In February 1934 Somoza engineered Sandino's assassination, then set his sights on supreme power. In 1937, following fraudulent elections, he became president. Ever unpopular, Somoza was shot dead in 1956, his sons upholding the dynasty until 1979. Despite widespread opposition, it wasn't until the devastating earthquake of '72 and the international aid that poured into the pockets of the Somozas that opposition spread among all classes. Two groups were set up to counter the regime: the FSLN (known as the Sandinistas) and the UDEL, led by journalist Pedro Joaquín Chamorro.
In 1978, Chamorro was assassinated, the country erupted in violence and former moderates joined with the FSLN to overthrow the Somoza regime. But the Sandinistas inherited a poverty-stricken country and, despite great progress in health and education, it wasn't long before the country faced new problems. Shortly after Reagan took office in 1981, the USA announced that it was suspending aid and allocating funds to the organization of counter-revolutionary groups known as Contras. The Sandinistas responded by using much of the nation's resources to defend themselves.
In the 1984 election Daniel Ortega, the leader of the Sandinistas, won 63% of the vote, but the USA continued its attacks. In 1985, the USA imposed a trade embargo that lasted five years and strangled Nicaragua's economy. By this time it was well known that the USA was funding the Contras and Congress passed a number of bills calling for an end to the funding. US support for the Contras continued secretly until revealed by the Iran Contra Affair.

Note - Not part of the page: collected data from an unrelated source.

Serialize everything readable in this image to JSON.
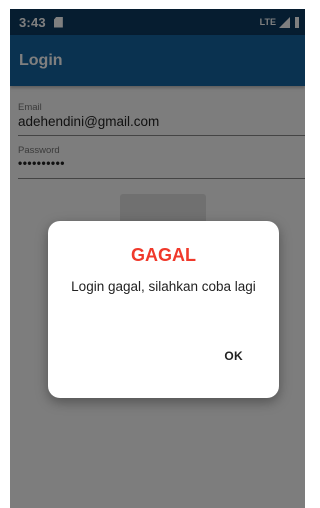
{
  "status_bar": {
    "time": "3:43",
    "sd_icon": "sd-card-icon",
    "network": "LTE",
    "signal_icon": "signal-icon",
    "battery_icon": "battery-icon"
  },
  "app_bar": {
    "title": "Login",
    "color": "#1565a0"
  },
  "form": {
    "email": {
      "label": "Email",
      "value": "adehendini@gmail.com"
    },
    "password": {
      "label": "Password",
      "value": "••••••••••"
    }
  },
  "dialog": {
    "title": "GAGAL",
    "title_color": "#f0392b",
    "message": "Login gagal, silahkan coba lagi",
    "ok_label": "OK"
  }
}
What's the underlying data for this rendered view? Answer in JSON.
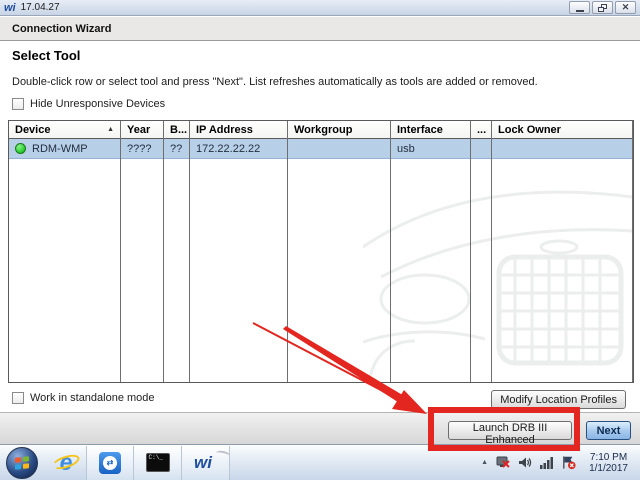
{
  "window": {
    "logo": "wi",
    "title": "17.04.27"
  },
  "wizard": {
    "header": "Connection Wizard",
    "page_title": "Select Tool",
    "instructions": "Double-click row or select tool and press \"Next\".  List refreshes automatically as tools are added or removed.",
    "hide_unresponsive_label": "Hide Unresponsive Devices",
    "standalone_label": "Work in standalone mode",
    "buttons": {
      "modify_location_profiles": "Modify Location Profiles",
      "launch_drb": "Launch DRB III Enhanced",
      "next": "Next"
    }
  },
  "table": {
    "columns": [
      "Device",
      "Year",
      "B...",
      "IP Address",
      "Workgroup",
      "Interface",
      "...",
      "Lock Owner"
    ],
    "sort_column": "Device",
    "sort_direction": "ascending",
    "rows": [
      {
        "status": "online",
        "device": "RDM-WMP",
        "year": "????",
        "b": "??",
        "ip_address": "172.22.22.22",
        "workgroup": "",
        "interface": "usb",
        "dots": "",
        "lock_owner": ""
      }
    ]
  },
  "icons": {
    "sort_asc": "▲",
    "close": "✕",
    "tray_expand": "▲",
    "ie_glyph": "e",
    "teamviewer_glyph": "⇄"
  },
  "taskbar": {
    "cmd_text": "C:\\_",
    "tray": {
      "time": "7:10 PM",
      "date": "1/1/2017"
    }
  },
  "colors": {
    "annotation_red": "#e3261f",
    "selected_row": "#b8cfe8",
    "status_online_green": "#2fd435",
    "title_logo_blue": "#1f4fa0"
  }
}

In 1990, Nicaraguans elected Violeta Chamorro, leader of the opposition UNO and widow of the martyred Pedro Chamorro. Chamorro's failure to revive the economy, and her reliance on Sandinista support, led to US threats to withhold aid. Daniel Ortega ran for president in October 1996 as a centrist, but he was defeated by the anticommunist Liberal Alliance candidate Arnoldo Alemán, who was sworn in January 10, 1997.
Alemán invested heavily in infrastructure and reduced the size of the army by a factor of 10, but his administration was plagued by scandal, as corruption soared and Alemán amassed a personal fortune from the state's coffers.
Ortega ran for president again in 2001, but was defeated by Liberal Party candidate Enrique Bolaños. Not giving up on their man yet, the Sandinistas renamed Ortega as the party's leader in March 2002.
Bolaños took office pledging to clean up the country's corrupt government. He took an aggressive stance and in spite of rifts he created, convinced the assembly to strip former president Alemán of his diplomatic immunity. Alemán was subsequently sentenced to 20 years jail for money-laundering and embezzlement.
Coinciding with Panama's announcement to widen the canal, Nicaragua announced plans of their own to build a rival canal that would incorporate the San Juan River and Lake Nicaragua. Although Nicaragua has considered constructing a canal for decades, these plans have always been dismissed by the international community as far-fetched. After years of seeking a return to the presidency, 2006 also saw the re-election of Ortega, much to the dismay of the American government.